The Queen’s Gurkha Engineers provide prestigious Queen’s Guard
The Queen’s Gurkha Engineers will be providing the Queen’s Guard and Windsor Guard from 18th Feb to 12th April 2019.
Stepping off for the first time from Wellington Barracks on 18th February, soldiers from the Queen’s Gurkha Engineers will provide the prestigious Queen’s Guard at the Royal Palaces in London and Windsor this Spring. This mainly ceremonial role, ordinarily undertaken by the Guards Division, is carried out at Buckingham Palace, St James’s Palace, the Tower of London, and Windsor Castle. It is the first time the Queen’s Gurkha Engineers have undertaken the duty since the Gurkha 200 celebrations in 2015, when the Brigade of Gurkhas provided a Queen’s Guard to mark 200 years of service to the British Crown.

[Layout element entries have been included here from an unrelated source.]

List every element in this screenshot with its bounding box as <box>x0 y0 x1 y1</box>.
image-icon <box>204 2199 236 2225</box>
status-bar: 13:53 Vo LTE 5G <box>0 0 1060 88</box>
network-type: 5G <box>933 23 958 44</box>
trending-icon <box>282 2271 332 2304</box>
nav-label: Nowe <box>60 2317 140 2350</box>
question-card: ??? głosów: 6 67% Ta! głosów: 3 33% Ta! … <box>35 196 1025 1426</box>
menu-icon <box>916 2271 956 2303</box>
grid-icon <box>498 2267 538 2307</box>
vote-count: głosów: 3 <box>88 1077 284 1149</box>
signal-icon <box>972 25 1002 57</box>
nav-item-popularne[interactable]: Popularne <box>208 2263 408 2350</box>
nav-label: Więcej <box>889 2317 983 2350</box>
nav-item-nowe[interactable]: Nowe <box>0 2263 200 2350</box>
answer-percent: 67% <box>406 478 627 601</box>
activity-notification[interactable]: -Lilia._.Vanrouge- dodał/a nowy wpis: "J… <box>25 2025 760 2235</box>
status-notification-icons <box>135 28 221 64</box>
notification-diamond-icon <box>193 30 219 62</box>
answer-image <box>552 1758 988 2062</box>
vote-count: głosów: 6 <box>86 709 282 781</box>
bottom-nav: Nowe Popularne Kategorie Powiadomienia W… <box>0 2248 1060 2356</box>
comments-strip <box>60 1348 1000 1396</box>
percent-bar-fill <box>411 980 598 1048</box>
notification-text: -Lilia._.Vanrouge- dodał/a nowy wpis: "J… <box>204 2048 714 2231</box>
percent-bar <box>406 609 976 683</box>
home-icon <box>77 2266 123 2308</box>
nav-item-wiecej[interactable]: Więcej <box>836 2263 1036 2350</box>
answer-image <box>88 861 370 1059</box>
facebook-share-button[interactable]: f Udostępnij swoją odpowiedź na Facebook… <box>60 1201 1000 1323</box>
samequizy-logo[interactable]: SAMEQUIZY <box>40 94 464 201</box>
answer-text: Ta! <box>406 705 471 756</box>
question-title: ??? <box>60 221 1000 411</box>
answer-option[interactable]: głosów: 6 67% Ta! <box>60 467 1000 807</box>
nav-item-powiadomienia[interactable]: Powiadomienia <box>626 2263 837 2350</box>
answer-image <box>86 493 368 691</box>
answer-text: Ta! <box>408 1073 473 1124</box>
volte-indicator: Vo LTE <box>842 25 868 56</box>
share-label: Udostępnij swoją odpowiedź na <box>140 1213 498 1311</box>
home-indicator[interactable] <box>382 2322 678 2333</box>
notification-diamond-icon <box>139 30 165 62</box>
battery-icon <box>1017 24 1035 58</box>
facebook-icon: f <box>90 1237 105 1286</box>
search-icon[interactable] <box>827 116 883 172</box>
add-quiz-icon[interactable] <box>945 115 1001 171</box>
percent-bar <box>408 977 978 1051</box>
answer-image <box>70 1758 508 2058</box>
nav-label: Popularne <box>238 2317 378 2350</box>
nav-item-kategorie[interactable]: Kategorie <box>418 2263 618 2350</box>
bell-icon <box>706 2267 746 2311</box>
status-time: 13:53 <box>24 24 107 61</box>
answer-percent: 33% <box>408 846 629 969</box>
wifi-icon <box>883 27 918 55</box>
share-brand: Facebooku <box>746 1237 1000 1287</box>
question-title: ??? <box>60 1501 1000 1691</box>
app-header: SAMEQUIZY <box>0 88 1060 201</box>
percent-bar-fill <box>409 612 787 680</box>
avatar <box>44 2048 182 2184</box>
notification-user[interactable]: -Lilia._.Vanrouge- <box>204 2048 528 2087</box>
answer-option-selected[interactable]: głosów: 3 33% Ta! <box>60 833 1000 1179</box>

Gurkhas started serving as engineers after the Second World War, and the Queen’s Gurkha Engineers has a short but proud history. Formed in 1948 in Malaya, since the 1990s the Queen’s Gurkha Engineers have been based in Maidstone as part of 36 Engineer Regiment. ‘Gurkha Sappers’ have been widely deployed in recent years, to Kosovo, Iraq, and Afghanistan on numerous occasions. Gurkha Engineers were deployed to Nepal in 2015, where they took on a key role in the disaster relief effort following the devastating earthquake of that year.
The connections with both the Brigade of Gurkhas and the Corps of Royal Engineers will be visible to spectators who come to watch the Changing of the Guard ceremony. Each Gurkha will carry a kukri instead of a bayonet on parade. These distinctive weapons are famously sharp and are useful for everything from preparing ingredients for a curry to striking fear into the hearts of their enemies, if necessary. Tourists will be able to watch the Gurkhas draw their kukris and have them inspected at Wellington Barracks immediately before the Changing of the Guard.
It is a real honour and privilege for the Queen’s Gurkha Engineers to be providing the Queen’s Guard
Major Ian Pilbeam RE, Officer Commanding 70 Gurkha Field Squadron explained: ‘It is a real honour and privilege for the Queen’s Gurkha Engineers to be providing the Queen’s Guard, it is something quite different from our normal role of providing Force Support Engineering to the Field Army. All of those taking part are looking forward to this fantastic opportunity to highlight yet another side of the Corps of Royal Engineers and the Brigade of Gurkhas.’
The Royal Engineers are amongst the most highly qualified soldiers in the British Army and experts at providing bridging, demolitions, and water supply for troops on operations, and skilled in trades such as bricklaying, electrics, plumbing, surveying and carpentry. The Gurkhas have now added a high standard of drill to their coterie with weeks of preparation prior to taking up their new ceremonial role.
Whilst on Queen’s Guard, the Gurkhas will wear Kilmarnock Hats on parade, as their forefathers have for two centuries. The cap badge of the Queen’s Gurkha Engineers is two crossed kukris with the ‘flaming bomb’ of the Corps of Royal Engineers on top. The black brogues worn by the Gurkhas and cross belts worn by the officers on parade are reflections of the Brigade of Gurkhas heritage as a rifle brigade. The Gurkhas are historically light infantry, and whilst on duty the Gurkha Engineers will march at the faster rate of 140 paces a minute. They will carry their rifles at ‘the trail’, or down by their side as opposed to on their shoulders like the rest of the army. Due to their links with the Royal Engineers, the Ensign of the Guard will not carry a Colour (Regimental flag).
They will be supported by music from the Band of the Brigade of Gurkhas, led by Director of Music Captain Basu Dev Gurung, and visitors to London will be entertained by traditional Gurkha military marches such as “Birata ko Chino”, “Jellalabad”, and the rousing “Yo Nepali” (Quick march of the Brigade of Gurkhas).
Sapper Bijay Ale, who joined the British Army in 2012 said: ‘It is a once in a lifetime opportunity for all of us. I am excited and looking forward to it’.
Gurkha soldiers have been recruited into the British Army since the Anglo Nepalese War at the start of the nineteenth century and have fought in most wars since, including both World Wars. The notoriously competitive recruitment process takes place solely in Nepal and culminates in the ‘doko race’ a six kilometre uphill run carrying a basket full of rocks suspended from a recruits forehead.